In this section, we’re going to look at approaches to model selection that are not based on null hypothesis significance testing.

Set up

Let’s load the packages we’ll need for this.

pacman::p_load(dplyr,
               tidyr,
               stringr,
               tinyplot,
               ggplot2)

tinyplot
ggplot2

tinytheme("ipsum",
          family = "Roboto Condensed",
          palette.qualitative = "Tableau 10",
          palette.sequential = "agSunset")

theme_set(
  theme_minimal(base_family = "Roboto Condensed") +
    theme(panel.grid.minor = element_blank())
)

tableau10 <- c("#5778a4", "#e49444", "#d1615d", "#85b6b2", "#6a9f58",
               "#e7ca60", "#a87c9f", "#f1a2a9", "#967662", "#b8b0ac")

options(
  ggplot2.discrete.colour = \() scale_color_manual(values = tableau10),
  ggplot2.discrete.fill   = \() scale_fill_manual(values = tableau10)
)

We won’t use the states data until later but let’s make it now.

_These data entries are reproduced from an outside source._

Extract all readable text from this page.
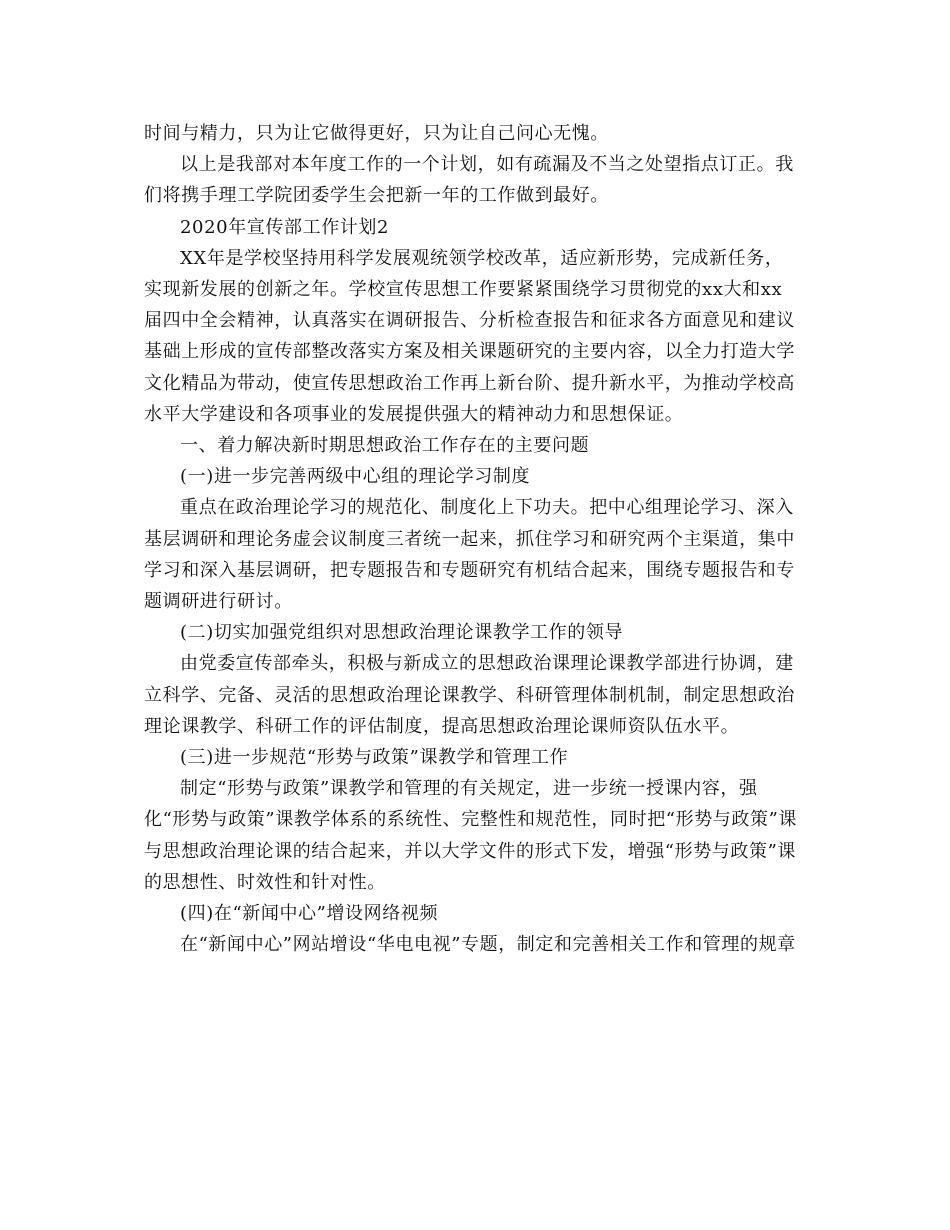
时间与精力，只为让它做得更好，只为让自己问心无愧。

以上是我部对本年度工作的一个计划，如有疏漏及不当之处望指点订正。我们将携手理工学院团委学生会把新一年的工作做到最好。

2020年宣传部工作计划2

XX年是学校坚持用科学发展观统领学校改革，适应新形势，完成新任务，实现新发展的创新之年。学校宣传思想工作要紧紧围绕学习贯彻党的xx大和xx届四中全会精神，认真落实在调研报告、分析检查报告和征求各方面意见和建议基础上形成的宣传部整改落实方案及相关课题研究的主要内容，以全力打造大学文化精品为带动，使宣传思想政治工作再上新台阶、提升新水平，为推动学校高水平大学建设和各项事业的发展提供强大的精神动力和思想保证。

一、着力解决新时期思想政治工作存在的主要问题

(一)进一步完善两级中心组的理论学习制度

重点在政治理论学习的规范化、制度化上下功夫。把中心组理论学习、深入基层调研和理论务虚会议制度三者统一起来，抓住学习和研究两个主渠道，集中学习和深入基层调研，把专题报告和专题研究有机结合起来，围绕专题报告和专题调研进行研讨。

(二)切实加强党组织对思想政治理论课教学工作的领导

由党委宣传部牵头，积极与新成立的思想政治课理论课教学部进行协调，建立科学、完备、灵活的思想政治理论课教学、科研管理体制机制，制定思想政治理论课教学、科研工作的评估制度，提高思想政治理论课师资队伍水平。

(三)进一步规范“形势与政策”课教学和管理工作

制定“形势与政策”课教学和管理的有关规定，进一步统一授课内容，强化“形势与政策”课教学体系的系统性、完整性和规范性，同时把“形势与政策”课与思想政治理论课的结合起来，并以大学文件的形式下发，增强“形势与政策”课的思想性、时效性和针对性。

(四)在“新闻中心”增设网络视频

在“新闻中心”网站增设“华电电视”专题，制定和完善相关工作和管理的规章
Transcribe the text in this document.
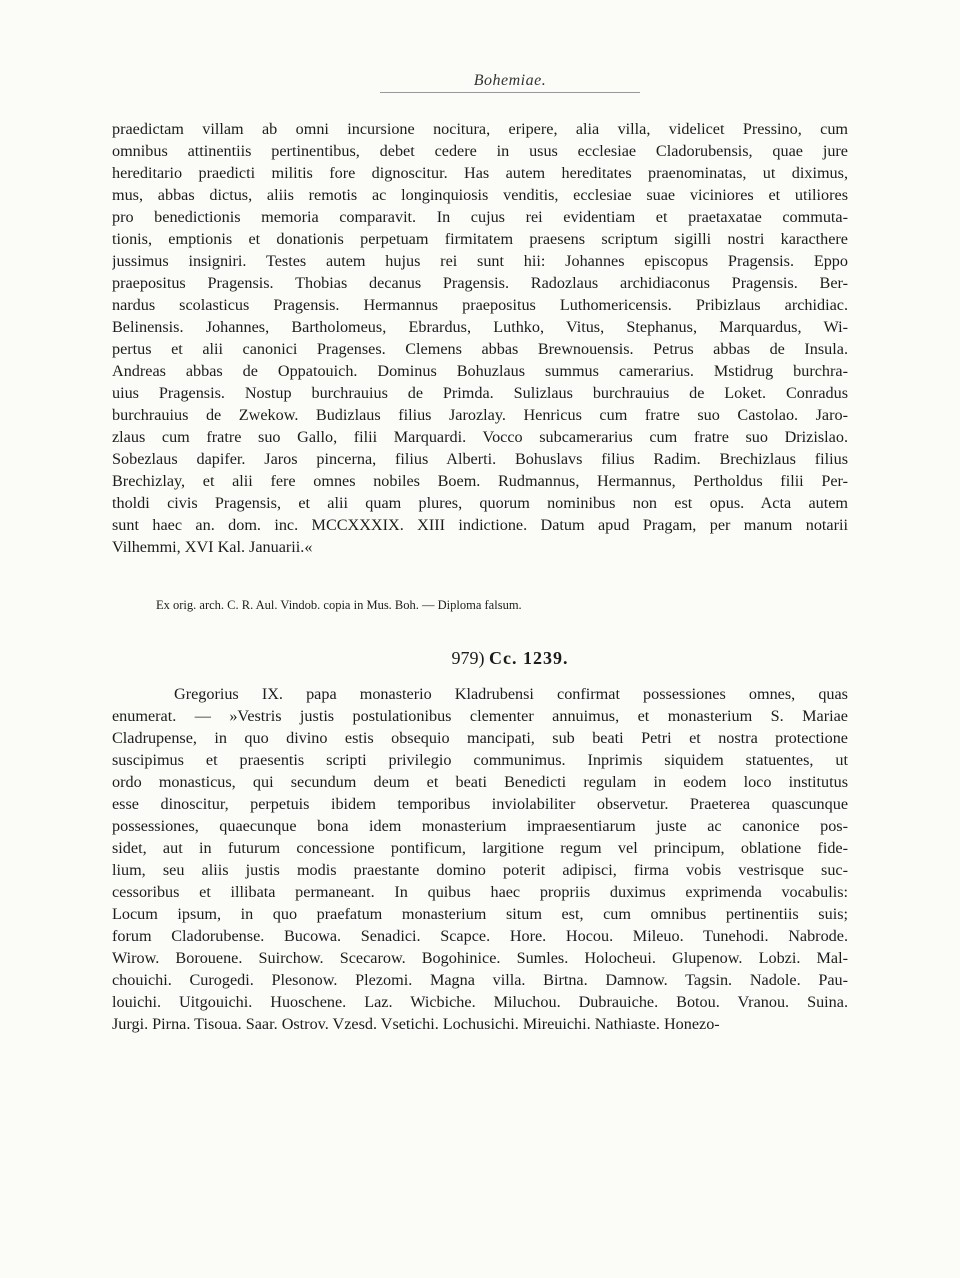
Bohemiae.
praedictam villam ab omni incursione nocitura, eripere, alia villa, videlicet Pressino, cum
omnibus attinentiis pertinentibus, debet cedere in usus ecclesiae Cladorubensis, quae jure
hereditario praedicti militis fore dignoscitur. Has autem hereditates praenominatas, ut diximus,
mus, abbas dictus, aliis remotis ac longinquiosis venditis, ecclesiae suae viciniores et utiliores
pro benedictionis memoria comparavit. In cujus rei evidentiam et praetaxatae commuta-
tionis, emptionis et donationis perpetuam firmitatem praesens scriptum sigilli nostri karacthere
jussimus insigniri. Testes autem hujus rei sunt hii: Johannes episcopus Pragensis. Eppo
praepositus Pragensis. Thobias decanus Pragensis. Radozlaus archidiaconus Pragensis. Ber-
nardus scolasticus Pragensis. Hermannus praepositus Luthomericensis. Pribizlaus archidiac.
Belinensis. Johannes, Bartholomeus, Ebrardus, Luthko, Vitus, Stephanus, Marquardus, Wi-
pertus et alii canonici Pragenses. Clemens abbas Brewnouensis. Petrus abbas de Insula.
Andreas abbas de Oppatouich. Dominus Bohuzlaus summus camerarius. Mstidrug burchra-
uius Pragensis. Nostup burchrauius de Primda. Sulizlaus burchrauius de Loket. Conradus
burchrauius de Zwekow. Budizlaus filius Jarozlay. Henricus cum fratre suo Castolao. Jaro-
zlaus cum fratre suo Gallo, filii Marquardi. Vocco subcamerarius cum fratre suo Drizislao.
Sobezlaus dapifer. Jaros pincerna, filius Alberti. Bohuslavs filius Radim. Brechizlaus filius
Brechizlay, et alii fere omnes nobiles Boem. Rudmannus, Hermannus, Pertholdus filii Per-
tholdi civis Pragensis, et alii quam plures, quorum nominibus non est opus. Acta autem
sunt haec an. dom. inc. MCCXXXIX. XIII indictione. Datum apud Pragam, per manum notarii
Vilhemmi, XVI Kal. Januarii.«
Ex orig. arch. C. R. Aul. Vindob. copia in Mus. Boh. — Diploma falsum.
979) Cc. 1239.
Gregorius IX. papa monasterio Kladrubensi confirmat possessiones omnes, quas
enumerat. — »Vestris justis postulationibus clementer annuimus, et monasterium S. Mariae
Cladrupense, in quo divino estis obsequio mancipati, sub beati Petri et nostra protectione
suscipimus et praesentis scripti privilegio communimus. Inprimis siquidem statuentes, ut
ordo monasticus, qui secundum deum et beati Benedicti regulam in eodem loco institutus
esse dinoscitur, perpetuis ibidem temporibus inviolabiliter observetur. Praeterea quascunque
possessiones, quaecunque bona idem monasterium impraesentiarum juste ac canonice pos-
sidet, aut in futurum concessione pontificum, largitione regum vel principum, oblatione fide-
lium, seu aliis justis modis praestante domino poterit adipisci, firma vobis vestrisque suc-
cessoribus et illibata permaneant. In quibus haec propriis duximus exprimenda vocabulis:
Locum ipsum, in quo praefatum monasterium situm est, cum omnibus pertinentiis suis;
forum Cladorubense. Bucowa. Senadici. Scapce. Hore. Hocou. Mileuo. Tunehodi. Nabrode.
Wirow. Borouene. Suirchow. Scecarow. Bogohinice. Sumles. Holocheui. Glupenow. Lobzi. Mal-
chouichi. Curogedi. Plesonow. Plezomi. Magna villa. Birtna. Damnow. Tagsin. Nadole. Pau-
louichi. Uitgouichi. Huoschene. Laz. Wicbiche. Miluchou. Dubrauiche. Botou. Vranou. Suina.
Jurgi. Pirna. Tisoua. Saar. Ostrov. Vzesd. Vsetichi. Lochusichi. Mireuichi. Nathiaste. Honezo-
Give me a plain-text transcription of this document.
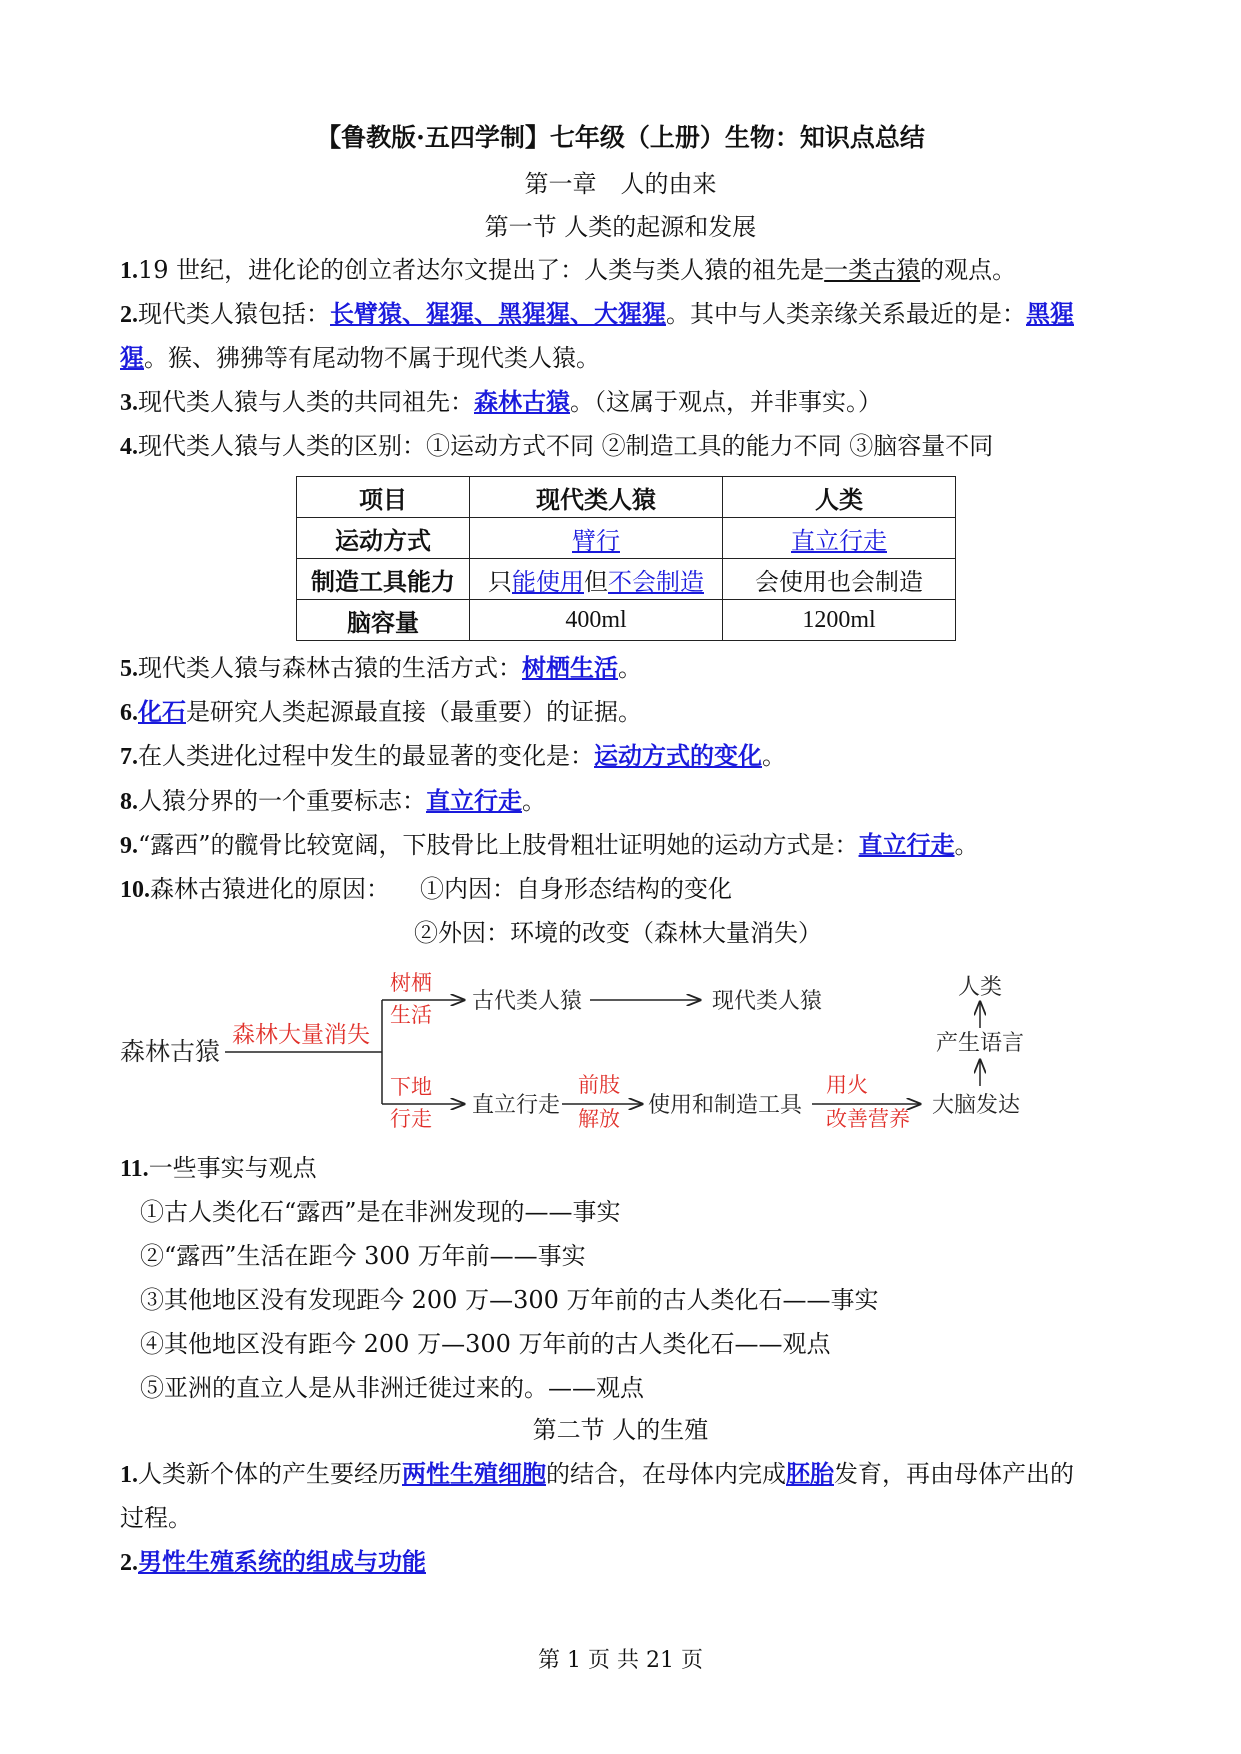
【鲁教版·五四学制】七年级（上册）生物：知识点总结
第一章　人的由来
第一节 人类的起源和发展
1.19 世纪，进化论的创立者达尔文提出了：人类与类人猿的祖先是一类古猿的观点。
2.现代类人猿包括：长臂猿、猩猩、黑猩猩、大猩猩。其中与人类亲缘关系最近的是：黑猩
猩。猴、狒狒等有尾动物不属于现代类人猿。
3.现代类人猿与人类的共同祖先：森林古猿。（这属于观点，并非事实。）
4.现代类人猿与人类的区别：①运动方式不同 ②制造工具的能力不同 ③脑容量不同
项目	现代类人猿	人类
运动方式	臂行	直立行走
制造工具能力	只能使用但不会制造	会使用也会制造
脑容量	400ml	1200ml
5.现代类人猿与森林古猿的生活方式：树栖生活。
6.化石是研究人类起源最直接（最重要）的证据。
7.在人类进化过程中发生的最显著的变化是：运动方式的变化。
8.人猿分界的一个重要标志：直立行走。
9.“露西”的髋骨比较宽阔，下肢骨比上肢骨粗壮证明她的运动方式是：直立行走。
10.森林古猿进化的原因： ①内因：自身形态结构的变化
②外因：环境的改变（森林大量消失）
森林古猿
森林大量消失
树栖
生活
下地
行走
古代类人猿	现代类人猿
直立行走
前肢
解放
使用和制造工具
用火
改善营养
大脑发达
产生语言
人类
11.一些事实与观点
①古人类化石“露西”是在非洲发现的——事实
②“露西”生活在距今 300 万年前——事实
③其他地区没有发现距今 200 万—300 万年前的古人类化石——事实
④其他地区没有距今 200 万—300 万年前的古人类化石——观点
⑤亚洲的直立人是从非洲迁徙过来的。——观点
第二节 人的生殖
1.人类新个体的产生要经历两性生殖细胞的结合，在母体内完成胚胎发育，再由母体产出的
过程。
2.男性生殖系统的组成与功能
第 1 页 共 21 页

state.x77_with_names <- as_tibble(state.x77,
                                  rownames = "state")
  
states <- bind_cols(state.x77_with_names, 
                    region = state.division) |> # both are in base R
  janitor::clean_names() |>                     # lower case and underscore
  mutate(south = as.integer(                    # make a south dummy
    str_detect(as.character(region), 
               "South")))

AIC

The AIC or Akaike’s Information Criterion is not a null hypothesis test in the way that, say, the likelihood ratio test is. It’s rather a way of evaluating which of two models would do a better job predicting a different dataset that was created by the same data-generating process.

Definition

The formula is:

\[\text{AIC} = D + 2k\]

where \(D\) is the deviance and \(k\) is the number of estimated parameters (e.g., 3 for a simple regression).

The AIC decision rule is that we want to, when comparing two models, take the model with the lower AIC. In practice, it’s really that simple. But let’s talk about why.

The logic is that we want \(D\) to go down, but not at the expense of adding a bunch of junk parameters. So there’s a penalty for adding additional betas. Adding a new parameter needs to make the deviance go down by at least 2 for the model to be considered better.

Motivation: out-of-sample prediction

Consider the following simulated data, which is based on this model:

\[\begin{align} Y_i &\sim \mathcal{N}(\mu_i, 1) \\ \mu_i &= 0 + .5X_i \end{align}\]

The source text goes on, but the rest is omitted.